- Capitalism and Alternatives -

the IMF and us

Posted by: Gee ( SI ) on February 25, 1999 at 18:39:43:

In Reply to: Case study: Kalimantan, the IMF and the loggers posted by Gideon Hallett on February 25, 1999 at 14:00:19:

The IMF has made matters worse in Asia by establishing moral hazard - The more the IMF bails out countries, the more we can expect countries to slip into crises in the future because it encourages risky behavior on the part of governments and investors who fully expect that if anything goes wrong, the IMF will come to their rescue. The moral hazard problem existed in the past and we are seeing it today. With every election cycle in the past 20 years, for example, Mexico has experienced a currency crisis caused by irresponsible monetary and fiscal policy. Each episode has been accompanied by U.S. Treasury and IMF bailouts, each time in increasing amounts. In Mexico, everybody has come to expect a financial rescue at the end of each presidential term.

The only way to eliminate this is for private sector institutions to feel the full consequence of their investment decisions (the financial aid cuts investors' losses rather than allowing them to bear the full responsibility for their decisions) ; that will only happen, however, if the IMF ends its bailout function.

IMF bailouts pose another burden on ordinary citizens because they don't work very well. The Fund's money goes to governments that have created the crisis to begin with and that have shown themselves to be unwilling or reluctant to introduce necessary reforms. Giving money to such governments does not tend to promote market reforms, it tends to delay them because it takes the pressure off of governments to change their policies. Governments would also react differently if no IMF interventions were forthcoming. There would be little alternative to widespread and rapid reforms if policymakers were not shielded from economic reality.
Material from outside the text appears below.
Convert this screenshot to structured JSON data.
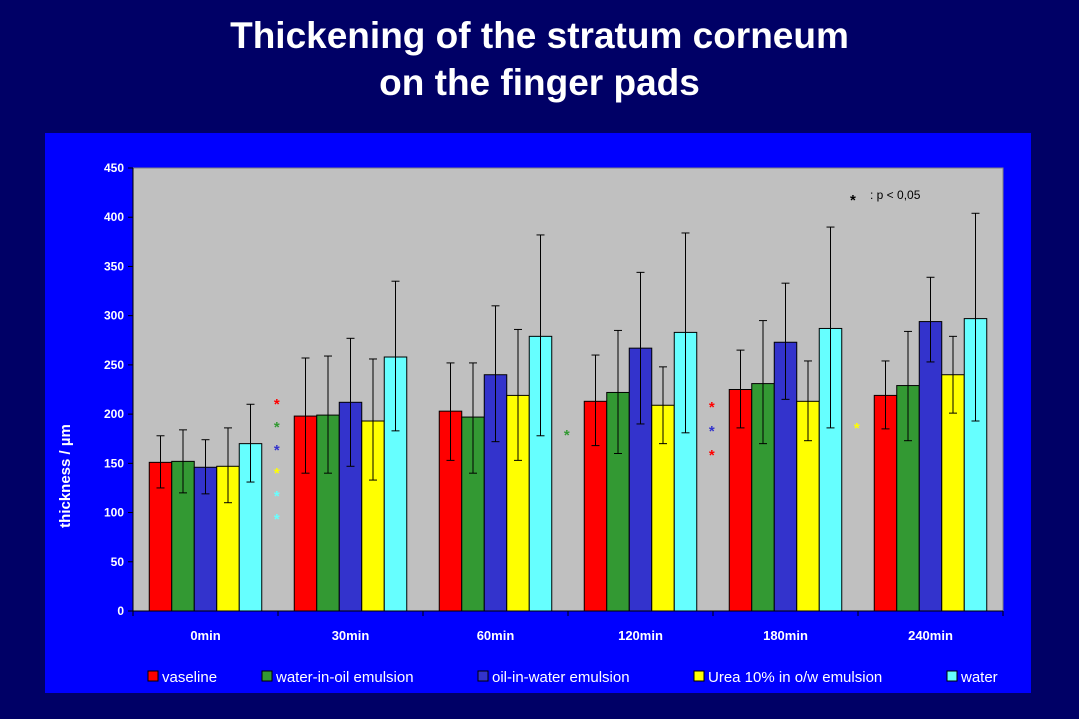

This would suggest that whats needed is public debate rather than the unquestioning financial support of U.S. taxpayers that the IMF has come to expect.

The IMF in theory makes short-term loans in exchange for policy changes in recipient countries. This has not, however, helped countries move to the free market. Instead the Fund has created loan addicts as review of its lending reveals. Eleven nations have been relying on IMF aid for at least 30 years; 32 countries had been borrowers for between 20 and 29 years; and 41 countries had been using IMF credit for between 10 and 19 years. That is not evidence of either the success of the Fund's so-called conditionality or the temporary nature of the Fund's short-term loans.

Numerous independent studies have found that the IMF creates long-term aid dependency, that its credit slows the process of reform and that it has a bureaucratic incentive to lend (I mentioned this in a previous post).

Good example of how political interference tends to produce poor outcomes.